What advice do you wish you had before you started?

“Your perspective, your gift, your captivating spirit is needed Ash. Believe in it and go for it.” 

I just wish I told myself to trust myself more, faster. That’s all really. I love what I’ve done and how I’ve done it, and it could have already been done and I could have been farther along by now. 

But I trust my path, my pace on it and the process ;) 

What's the single biggest mistake you made in doing this?

Reinvesting too much on marketing campaigns to scale faster instead of developing my thought leadership more. 

I moved too deeply into sales to scale faster instead of establishing my brand more strongly in the marketplace and industry. 

Not only did it burn up profits for a period of time without as much payoff as I wanted, it was a catalyst for a ‘dark side of the moon’ moment were I needed to ask myself some tough questions and reconnect with not only my ‘why’ but WHO I am, which to me, is most important. 
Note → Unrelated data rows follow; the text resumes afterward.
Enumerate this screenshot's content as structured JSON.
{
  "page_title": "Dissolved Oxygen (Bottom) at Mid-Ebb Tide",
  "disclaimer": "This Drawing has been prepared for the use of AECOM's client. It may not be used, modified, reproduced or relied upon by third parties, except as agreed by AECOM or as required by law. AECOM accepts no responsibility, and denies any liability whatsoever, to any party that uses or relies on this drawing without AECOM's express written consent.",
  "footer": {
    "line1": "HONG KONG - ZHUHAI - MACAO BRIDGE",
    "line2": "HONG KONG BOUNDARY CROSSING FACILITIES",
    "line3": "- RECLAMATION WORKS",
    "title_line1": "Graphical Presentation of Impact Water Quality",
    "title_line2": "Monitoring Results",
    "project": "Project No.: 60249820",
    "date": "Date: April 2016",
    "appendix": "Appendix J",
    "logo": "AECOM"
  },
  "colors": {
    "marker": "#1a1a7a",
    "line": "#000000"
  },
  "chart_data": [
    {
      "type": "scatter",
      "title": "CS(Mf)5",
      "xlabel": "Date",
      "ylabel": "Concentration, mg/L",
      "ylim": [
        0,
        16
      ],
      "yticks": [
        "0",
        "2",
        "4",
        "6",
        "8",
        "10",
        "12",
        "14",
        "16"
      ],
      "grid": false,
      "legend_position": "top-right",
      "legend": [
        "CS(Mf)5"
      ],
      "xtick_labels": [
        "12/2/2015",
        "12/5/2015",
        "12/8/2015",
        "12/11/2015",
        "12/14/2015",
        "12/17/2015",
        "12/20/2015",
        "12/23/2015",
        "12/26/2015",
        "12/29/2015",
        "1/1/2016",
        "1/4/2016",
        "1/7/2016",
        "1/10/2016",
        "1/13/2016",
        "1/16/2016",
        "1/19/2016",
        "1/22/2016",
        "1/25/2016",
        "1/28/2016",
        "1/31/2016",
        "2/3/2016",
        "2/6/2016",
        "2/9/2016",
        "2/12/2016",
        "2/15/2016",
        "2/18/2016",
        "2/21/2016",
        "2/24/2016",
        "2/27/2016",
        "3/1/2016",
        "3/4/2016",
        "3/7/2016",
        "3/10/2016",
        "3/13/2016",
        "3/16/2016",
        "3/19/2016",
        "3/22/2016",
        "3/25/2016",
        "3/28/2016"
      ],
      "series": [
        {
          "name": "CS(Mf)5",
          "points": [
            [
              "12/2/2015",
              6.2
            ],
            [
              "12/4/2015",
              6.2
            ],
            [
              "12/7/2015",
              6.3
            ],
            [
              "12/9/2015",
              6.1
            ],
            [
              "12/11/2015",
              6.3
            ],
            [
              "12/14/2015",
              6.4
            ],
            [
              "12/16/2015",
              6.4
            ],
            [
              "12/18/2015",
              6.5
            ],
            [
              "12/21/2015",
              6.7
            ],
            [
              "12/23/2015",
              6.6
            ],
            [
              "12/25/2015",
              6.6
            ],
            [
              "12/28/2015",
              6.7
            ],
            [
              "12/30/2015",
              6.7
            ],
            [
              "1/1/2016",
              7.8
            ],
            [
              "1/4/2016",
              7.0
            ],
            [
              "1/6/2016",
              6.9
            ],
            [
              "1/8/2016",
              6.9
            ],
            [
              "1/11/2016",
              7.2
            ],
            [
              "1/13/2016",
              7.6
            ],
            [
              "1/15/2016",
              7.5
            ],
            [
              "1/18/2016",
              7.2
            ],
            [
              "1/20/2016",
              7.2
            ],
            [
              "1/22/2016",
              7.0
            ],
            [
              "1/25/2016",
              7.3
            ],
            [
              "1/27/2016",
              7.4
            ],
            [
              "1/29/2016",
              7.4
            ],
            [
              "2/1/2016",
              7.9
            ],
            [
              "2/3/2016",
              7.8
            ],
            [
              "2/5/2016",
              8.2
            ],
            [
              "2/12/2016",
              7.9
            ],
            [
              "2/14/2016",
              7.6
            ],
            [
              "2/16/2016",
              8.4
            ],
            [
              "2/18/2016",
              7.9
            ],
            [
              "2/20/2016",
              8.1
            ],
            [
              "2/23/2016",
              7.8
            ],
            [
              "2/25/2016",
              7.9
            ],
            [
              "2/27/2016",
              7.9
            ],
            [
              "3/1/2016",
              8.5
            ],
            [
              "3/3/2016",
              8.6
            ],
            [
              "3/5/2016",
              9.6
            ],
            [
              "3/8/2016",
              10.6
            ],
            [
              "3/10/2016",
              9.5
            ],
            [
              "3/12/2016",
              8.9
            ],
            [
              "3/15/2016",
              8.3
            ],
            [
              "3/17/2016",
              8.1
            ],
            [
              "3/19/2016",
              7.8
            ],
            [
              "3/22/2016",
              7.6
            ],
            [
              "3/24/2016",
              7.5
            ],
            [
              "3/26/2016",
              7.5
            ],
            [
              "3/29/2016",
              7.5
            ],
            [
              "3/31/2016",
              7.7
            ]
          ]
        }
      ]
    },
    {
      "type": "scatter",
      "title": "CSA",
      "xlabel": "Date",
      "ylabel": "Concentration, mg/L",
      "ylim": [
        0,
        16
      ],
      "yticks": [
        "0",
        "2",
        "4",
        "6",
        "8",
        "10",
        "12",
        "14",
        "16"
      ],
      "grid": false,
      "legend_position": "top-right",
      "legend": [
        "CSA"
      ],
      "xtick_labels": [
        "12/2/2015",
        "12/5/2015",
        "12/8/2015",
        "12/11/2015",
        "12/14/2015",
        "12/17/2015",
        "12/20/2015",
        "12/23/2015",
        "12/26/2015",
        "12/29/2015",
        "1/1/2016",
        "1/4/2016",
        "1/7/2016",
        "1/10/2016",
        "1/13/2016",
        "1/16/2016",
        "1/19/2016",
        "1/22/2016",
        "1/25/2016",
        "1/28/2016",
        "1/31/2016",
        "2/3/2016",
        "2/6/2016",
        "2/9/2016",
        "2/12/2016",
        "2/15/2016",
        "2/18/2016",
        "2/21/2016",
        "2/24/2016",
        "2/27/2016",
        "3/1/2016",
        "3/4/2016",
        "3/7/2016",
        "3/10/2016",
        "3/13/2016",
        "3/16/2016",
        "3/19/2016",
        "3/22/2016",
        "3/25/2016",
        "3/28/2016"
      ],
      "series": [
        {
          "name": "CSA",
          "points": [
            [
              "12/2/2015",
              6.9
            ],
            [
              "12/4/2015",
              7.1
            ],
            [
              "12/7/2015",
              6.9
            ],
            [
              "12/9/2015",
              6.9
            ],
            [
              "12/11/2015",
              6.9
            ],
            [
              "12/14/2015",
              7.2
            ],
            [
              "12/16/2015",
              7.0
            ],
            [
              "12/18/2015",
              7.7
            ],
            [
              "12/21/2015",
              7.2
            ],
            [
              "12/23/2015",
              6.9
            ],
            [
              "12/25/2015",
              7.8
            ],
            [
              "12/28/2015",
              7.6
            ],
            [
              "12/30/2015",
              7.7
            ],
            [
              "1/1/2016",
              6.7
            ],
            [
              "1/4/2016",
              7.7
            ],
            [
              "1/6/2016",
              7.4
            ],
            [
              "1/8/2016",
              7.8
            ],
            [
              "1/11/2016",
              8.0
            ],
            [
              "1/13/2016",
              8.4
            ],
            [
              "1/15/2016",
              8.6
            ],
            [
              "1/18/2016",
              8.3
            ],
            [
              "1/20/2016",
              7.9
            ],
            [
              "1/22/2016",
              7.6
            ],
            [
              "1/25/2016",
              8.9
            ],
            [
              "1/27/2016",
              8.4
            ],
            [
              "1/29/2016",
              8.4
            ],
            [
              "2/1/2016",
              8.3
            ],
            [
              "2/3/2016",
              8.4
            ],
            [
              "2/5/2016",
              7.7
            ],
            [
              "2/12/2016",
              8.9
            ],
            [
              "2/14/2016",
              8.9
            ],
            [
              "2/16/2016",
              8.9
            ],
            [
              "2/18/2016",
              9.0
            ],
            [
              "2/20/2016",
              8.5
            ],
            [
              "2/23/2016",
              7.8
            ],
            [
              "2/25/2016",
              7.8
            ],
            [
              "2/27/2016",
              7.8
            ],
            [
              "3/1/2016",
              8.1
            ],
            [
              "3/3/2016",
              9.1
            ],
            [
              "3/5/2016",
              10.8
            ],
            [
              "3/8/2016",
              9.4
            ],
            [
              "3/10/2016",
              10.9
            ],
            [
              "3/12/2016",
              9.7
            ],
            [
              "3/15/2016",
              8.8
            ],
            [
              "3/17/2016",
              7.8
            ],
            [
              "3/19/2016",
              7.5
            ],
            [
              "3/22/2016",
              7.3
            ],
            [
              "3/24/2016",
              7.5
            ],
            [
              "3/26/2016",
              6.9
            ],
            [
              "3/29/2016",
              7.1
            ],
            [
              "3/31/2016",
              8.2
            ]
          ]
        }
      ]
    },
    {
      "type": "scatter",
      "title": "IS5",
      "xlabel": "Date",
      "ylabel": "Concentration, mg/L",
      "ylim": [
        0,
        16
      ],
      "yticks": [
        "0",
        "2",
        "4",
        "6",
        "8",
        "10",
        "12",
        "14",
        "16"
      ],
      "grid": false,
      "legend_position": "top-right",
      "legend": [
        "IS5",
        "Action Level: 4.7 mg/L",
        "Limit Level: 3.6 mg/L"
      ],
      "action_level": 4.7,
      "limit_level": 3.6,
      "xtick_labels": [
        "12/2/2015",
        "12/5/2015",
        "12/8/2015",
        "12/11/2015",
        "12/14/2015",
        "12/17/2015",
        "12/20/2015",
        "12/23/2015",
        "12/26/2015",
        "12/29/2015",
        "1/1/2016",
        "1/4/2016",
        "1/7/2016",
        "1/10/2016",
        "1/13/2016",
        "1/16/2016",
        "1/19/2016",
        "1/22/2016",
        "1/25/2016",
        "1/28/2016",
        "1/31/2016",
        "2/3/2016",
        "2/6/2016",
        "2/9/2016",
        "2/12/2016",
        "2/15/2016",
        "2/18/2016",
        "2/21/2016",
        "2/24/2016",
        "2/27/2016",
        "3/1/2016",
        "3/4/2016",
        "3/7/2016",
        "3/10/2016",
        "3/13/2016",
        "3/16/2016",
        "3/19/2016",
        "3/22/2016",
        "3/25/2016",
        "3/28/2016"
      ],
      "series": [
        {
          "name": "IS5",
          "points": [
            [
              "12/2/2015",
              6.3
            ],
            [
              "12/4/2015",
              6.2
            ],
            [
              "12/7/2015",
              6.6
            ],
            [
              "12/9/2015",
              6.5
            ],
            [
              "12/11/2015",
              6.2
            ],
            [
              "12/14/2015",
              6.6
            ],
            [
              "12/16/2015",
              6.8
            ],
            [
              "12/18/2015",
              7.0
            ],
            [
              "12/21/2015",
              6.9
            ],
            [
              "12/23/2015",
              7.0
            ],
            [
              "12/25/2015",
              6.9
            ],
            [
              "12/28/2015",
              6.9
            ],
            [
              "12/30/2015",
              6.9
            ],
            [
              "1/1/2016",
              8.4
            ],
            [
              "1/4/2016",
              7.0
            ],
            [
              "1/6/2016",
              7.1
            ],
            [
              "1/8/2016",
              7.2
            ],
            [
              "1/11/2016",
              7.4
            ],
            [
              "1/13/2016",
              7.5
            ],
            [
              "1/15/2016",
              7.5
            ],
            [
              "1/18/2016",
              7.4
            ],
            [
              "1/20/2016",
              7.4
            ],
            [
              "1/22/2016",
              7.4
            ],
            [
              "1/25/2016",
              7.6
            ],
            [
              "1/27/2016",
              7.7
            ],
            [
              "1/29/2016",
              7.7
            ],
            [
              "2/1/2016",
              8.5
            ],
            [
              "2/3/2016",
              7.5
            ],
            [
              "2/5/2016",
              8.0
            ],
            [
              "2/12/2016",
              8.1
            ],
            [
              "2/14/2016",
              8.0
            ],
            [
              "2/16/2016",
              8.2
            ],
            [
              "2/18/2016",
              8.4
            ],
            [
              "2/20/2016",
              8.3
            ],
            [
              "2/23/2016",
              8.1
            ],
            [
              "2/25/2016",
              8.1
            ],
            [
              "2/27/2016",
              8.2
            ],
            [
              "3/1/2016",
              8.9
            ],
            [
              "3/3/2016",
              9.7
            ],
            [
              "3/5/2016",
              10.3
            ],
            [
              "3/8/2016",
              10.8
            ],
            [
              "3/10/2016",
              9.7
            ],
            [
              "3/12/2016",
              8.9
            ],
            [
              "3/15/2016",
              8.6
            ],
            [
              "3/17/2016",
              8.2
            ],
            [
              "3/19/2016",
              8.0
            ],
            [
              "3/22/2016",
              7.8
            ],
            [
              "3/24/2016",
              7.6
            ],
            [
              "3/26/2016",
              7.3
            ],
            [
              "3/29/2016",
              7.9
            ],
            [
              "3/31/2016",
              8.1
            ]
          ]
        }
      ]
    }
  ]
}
What is the single most important thing that contributed to your success?

Being myself, following my heart, listening to God/Spirit, looking fear in the face, and leaning into the ‘unknown’. Hands down. 

This is all that’s needed to pioneer a new way of being, create the lifestyle of your dreams, make an impact, and live and leave behind the legacy you desire. 

Do you miss your old life?

No I don’t. 

As glamorous as it was, advertising is no different than any other job that makes you feel like you’re running on a hamster wheel with very little reward when you put it in perspective (and I’m not just talking about financial reward or time freedom). 

I do miss the amazing people I met, connected and worked with, and was inspired by (at Saatchi, Translation, The Sound, etc), but nothing more.